Publié le 6 Mars 2015

(...) que dit le Seigneur ? Lorsque vous jeûnez, ne soyez point tristes, mais lavez votre visage et parfumez votre tête (Matth. 6. 16). Pratiquons cette maxime : ne soyons point tristes dans [le jeûne du carême] mais disposons-nous-y avec joie comme il convient à des saints. Nul homme à qui on met la couronne sur la tête n'est abattu ; nul n'érige un trophée avec la tristesse sur le front. Ne vous affligez point parce qu'on travaille à vous guérir. Il est ridicule de ne pas se réjouir de la santé de l’âme, de se chagriner du retranchement de quelques nourritures, et de montrer plus d'empressement pour les plaisirs du corps que pour la sanctification de l'âme.
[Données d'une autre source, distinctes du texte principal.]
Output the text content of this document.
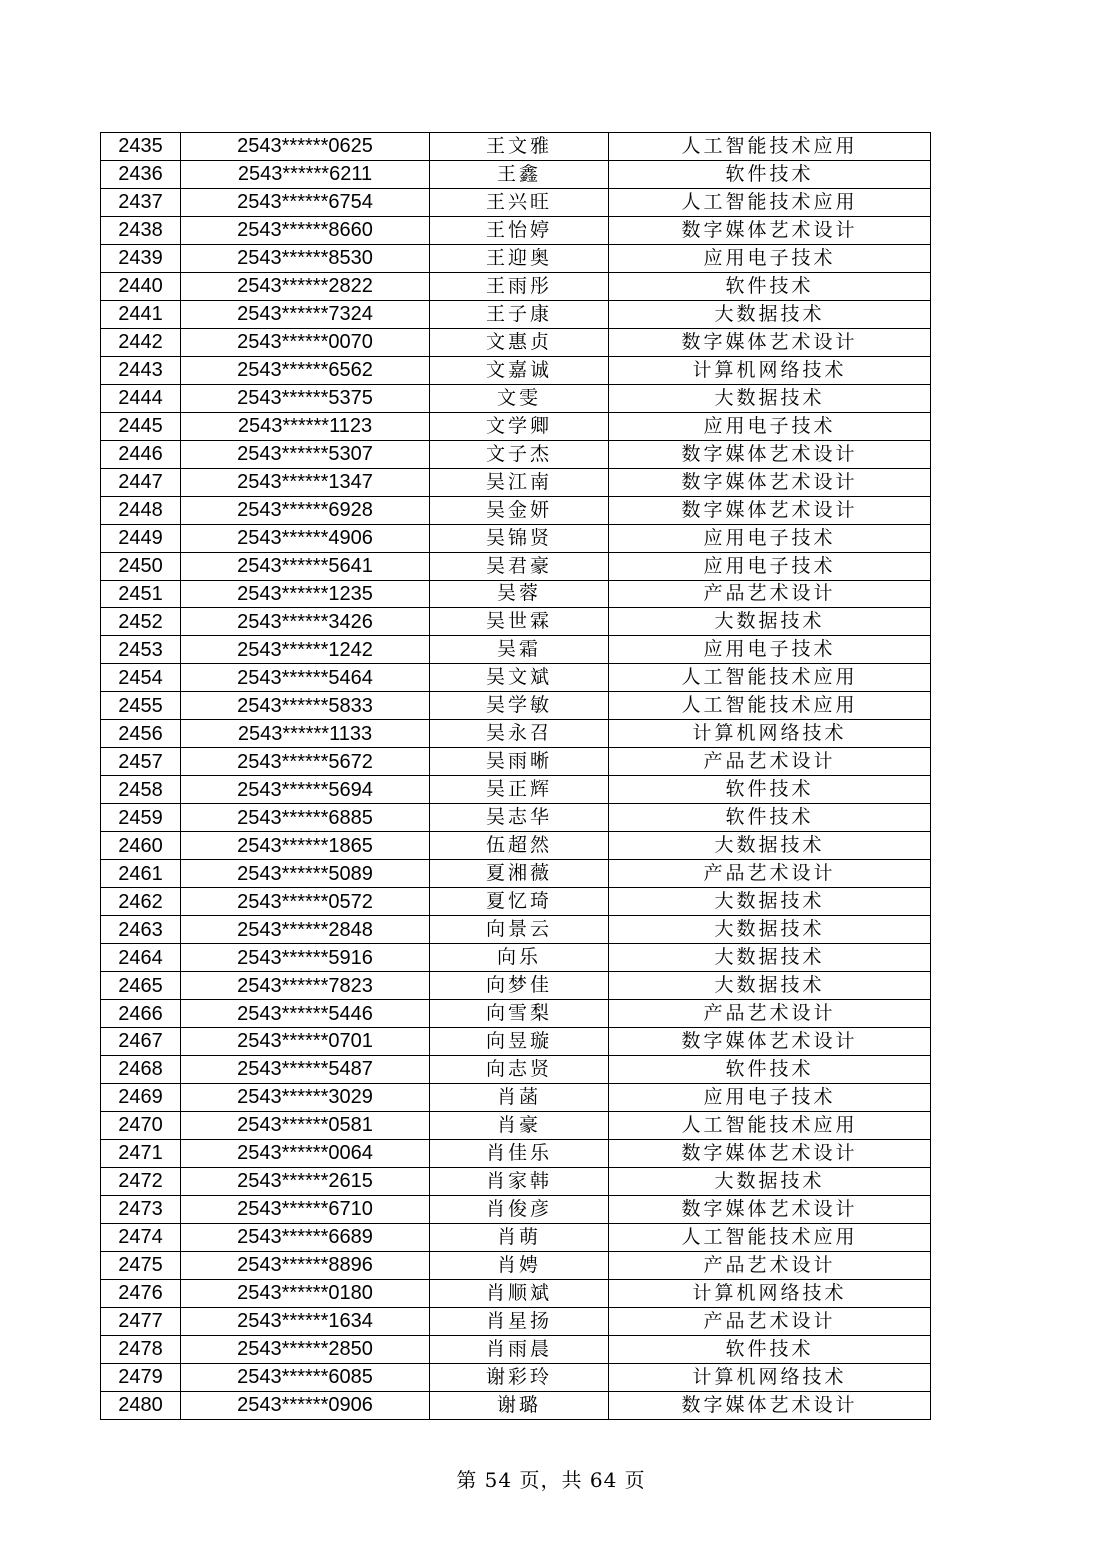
2435	2543******0625	王文雅	人工智能技术应用
2436	2543******6211	王鑫	软件技术
2437	2543******6754	王兴旺	人工智能技术应用
2438	2543******8660	王怡婷	数字媒体艺术设计
2439	2543******8530	王迎奥	应用电子技术
2440	2543******2822	王雨彤	软件技术
2441	2543******7324	王子康	大数据技术
2442	2543******0070	文惠贞	数字媒体艺术设计
2443	2543******6562	文嘉诚	计算机网络技术
2444	2543******5375	文雯	大数据技术
2445	2543******1123	文学卿	应用电子技术
2446	2543******5307	文子杰	数字媒体艺术设计
2447	2543******1347	吴江南	数字媒体艺术设计
2448	2543******6928	吴金妍	数字媒体艺术设计
2449	2543******4906	吴锦贤	应用电子技术
2450	2543******5641	吴君豪	应用电子技术
2451	2543******1235	吴蓉	产品艺术设计
2452	2543******3426	吴世霖	大数据技术
2453	2543******1242	吴霜	应用电子技术
2454	2543******5464	吴文斌	人工智能技术应用
2455	2543******5833	吴学敏	人工智能技术应用
2456	2543******1133	吴永召	计算机网络技术
2457	2543******5672	吴雨晰	产品艺术设计
2458	2543******5694	吴正辉	软件技术
2459	2543******6885	吴志华	软件技术
2460	2543******1865	伍超然	大数据技术
2461	2543******5089	夏湘薇	产品艺术设计
2462	2543******0572	夏忆琦	大数据技术
2463	2543******2848	向景云	大数据技术
2464	2543******5916	向乐	大数据技术
2465	2543******7823	向梦佳	大数据技术
2466	2543******5446	向雪梨	产品艺术设计
2467	2543******0701	向昱璇	数字媒体艺术设计
2468	2543******5487	向志贤	软件技术
2469	2543******3029	肖菡	应用电子技术
2470	2543******0581	肖豪	人工智能技术应用
2471	2543******0064	肖佳乐	数字媒体艺术设计
2472	2543******2615	肖家韩	大数据技术
2473	2543******6710	肖俊彦	数字媒体艺术设计
2474	2543******6689	肖萌	人工智能技术应用
2475	2543******8896	肖娉	产品艺术设计
2476	2543******0180	肖顺斌	计算机网络技术
2477	2543******1634	肖星扬	产品艺术设计
2478	2543******2850	肖雨晨	软件技术
2479	2543******6085	谢彩玲	计算机网络技术
2480	2543******0906	谢璐	数字媒体艺术设计
第 54 页，共 64 页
(…) Lavez votre visage et parfumez votre tête. Ces paroles sont mystérieuses, et doivent être entendues dans un sens spirituel. Lavez votre visage, c'est-à-dire effacez les péchés de votre âme. Parfumez votre tête, c'est-à-dire répandez sur votre tête l'huile sainte, afin que vous soyez participants de Jésus-Christ. Approchez du jeûne avec ces dispositions. Ne déguisez pas votre visage a la manière des hypocrites. On déguise son visage, lorsqu'on cache ses sentiments sous de faux dehors, et qu'on les couvre, pour ainsi dire, d'un voile d'imposture. Les hypocrites ressemblent aux comédiens, lesquels représentent des personnages étrangers. Sur le théâtre, l'esclave est souvent maître, le simple particulier est souvent roi. Dans la vie, comme sur le théâtre, plusieurs se déguisent et annoncent à l'extérieur ce qu'ils n'ont point au fond de l'âme. Ne déguisez pas votre visage. Montrez-vous tels que vous êtes ; n’affectez pas un air triste et sobre pour vous donner la réputation d'un homme abstinent. Un bienfait publié à son de trompe perd tout son mérite ; le jeûne exposé aux yeux des hommes ne produit aucun avantage.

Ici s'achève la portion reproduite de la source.